Я бежал мимо невысоких домиков, притулившихся среди чудовищ, мимо каналов, вырытых и наполненных водой еще в 1910 году, чтобы в них отражалось безоблачное небо, по их чистой поверхности в те дни плавно скользили гондолы, а мосты были, как светлячками, увешаны разноцветными лампочками, сулящими веселые ночные балы, похожие на балетные спектакли, уже не повторявшиеся после войны. И когда гондолы погрузились на дно, унеся с собой веселый смех последней вечеринки, черные уроды продолжали сосать песок.
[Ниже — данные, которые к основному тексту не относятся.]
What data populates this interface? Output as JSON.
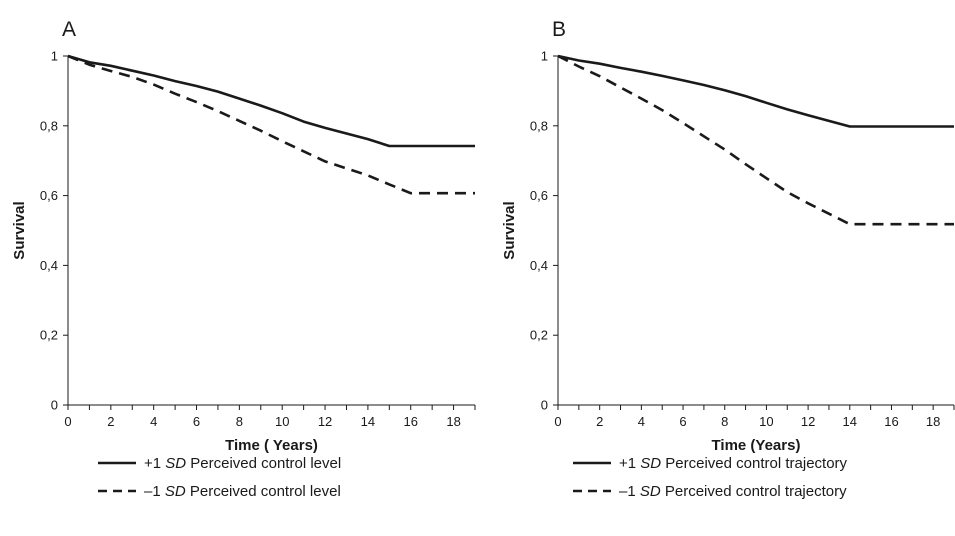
{
  "chart_data": [
    {
      "type": "line",
      "panel_label": "A",
      "xlabel": "Time ( Years)",
      "ylabel": "Survival",
      "xlim": [
        0,
        19
      ],
      "ylim": [
        0,
        1
      ],
      "x_ticks": [
        0,
        2,
        4,
        6,
        8,
        10,
        12,
        14,
        16,
        18
      ],
      "y_ticks": [
        0,
        0.2,
        0.4,
        0.6,
        0.8,
        1
      ],
      "y_tick_labels": [
        "0",
        "0,2",
        "0,4",
        "0,6",
        "0,8",
        "1"
      ],
      "grid": false,
      "legend_position": "bottom",
      "series": [
        {
          "name": "Perceived control level",
          "legend_prefix": "+1 ",
          "legend_sd": "SD",
          "legend_suffix": " Perceived control level",
          "style": "solid",
          "x": [
            0,
            1,
            2,
            3,
            4,
            5,
            6,
            7,
            8,
            9,
            10,
            11,
            12,
            13,
            14,
            15,
            16,
            17,
            18,
            19
          ],
          "y": [
            1.0,
            0.982,
            0.972,
            0.958,
            0.944,
            0.928,
            0.914,
            0.898,
            0.878,
            0.858,
            0.836,
            0.812,
            0.794,
            0.778,
            0.762,
            0.742,
            0.742,
            0.742,
            0.742,
            0.742
          ]
        },
        {
          "name": "Perceived control level",
          "legend_prefix": "–1 ",
          "legend_sd": "SD",
          "legend_suffix": " Perceived control level",
          "style": "dashed",
          "x": [
            0,
            1,
            2,
            3,
            4,
            5,
            6,
            7,
            8,
            9,
            10,
            11,
            12,
            13,
            14,
            15,
            16,
            17,
            18,
            19
          ],
          "y": [
            1.0,
            0.975,
            0.957,
            0.94,
            0.918,
            0.892,
            0.868,
            0.842,
            0.814,
            0.786,
            0.756,
            0.727,
            0.698,
            0.678,
            0.658,
            0.632,
            0.607,
            0.607,
            0.607,
            0.607
          ]
        }
      ]
    },
    {
      "type": "line",
      "panel_label": "B",
      "xlabel": "Time (Years)",
      "ylabel": "Survival",
      "xlim": [
        0,
        19
      ],
      "ylim": [
        0,
        1
      ],
      "x_ticks": [
        0,
        2,
        4,
        6,
        8,
        10,
        12,
        14,
        16,
        18
      ],
      "y_ticks": [
        0,
        0.2,
        0.4,
        0.6,
        0.8,
        1
      ],
      "y_tick_labels": [
        "0",
        "0,2",
        "0,4",
        "0,6",
        "0,8",
        "1"
      ],
      "grid": false,
      "legend_position": "bottom",
      "series": [
        {
          "name": "Perceived control trajectory",
          "legend_prefix": "+1 ",
          "legend_sd": "SD",
          "legend_suffix": " Perceived control trajectory",
          "style": "solid",
          "x": [
            0,
            1,
            2,
            3,
            4,
            5,
            6,
            7,
            8,
            9,
            10,
            11,
            12,
            13,
            14,
            15,
            16,
            17,
            18,
            19
          ],
          "y": [
            1.0,
            0.987,
            0.978,
            0.966,
            0.955,
            0.943,
            0.93,
            0.917,
            0.902,
            0.885,
            0.866,
            0.847,
            0.83,
            0.814,
            0.798,
            0.798,
            0.798,
            0.798,
            0.798,
            0.798
          ]
        },
        {
          "name": "Perceived control trajectory",
          "legend_prefix": "–1 ",
          "legend_sd": "SD",
          "legend_suffix": " Perceived control trajectory",
          "style": "dashed",
          "x": [
            0,
            1,
            2,
            3,
            4,
            5,
            6,
            7,
            8,
            9,
            10,
            11,
            12,
            13,
            14,
            15,
            16,
            17,
            18,
            19
          ],
          "y": [
            1.0,
            0.97,
            0.942,
            0.91,
            0.878,
            0.845,
            0.808,
            0.77,
            0.732,
            0.69,
            0.65,
            0.61,
            0.578,
            0.548,
            0.518,
            0.518,
            0.518,
            0.518,
            0.518,
            0.518
          ]
        }
      ]
    }
  ]
}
Конечно, кое-кто из тех времен здесь все-таки оставался, укрывшись в лачугах или запершись в немногочисленных виллах, напоминавших средиземноморские, возведенных тут и там по капризу архитекторов.
Я бежал, бежал и вдруг остановился. Мне пора было поворачивать назад, идти искать этот похожий на папье-маше мусор, а потом выяснять, как звали его пропавшего, погибшего владельца.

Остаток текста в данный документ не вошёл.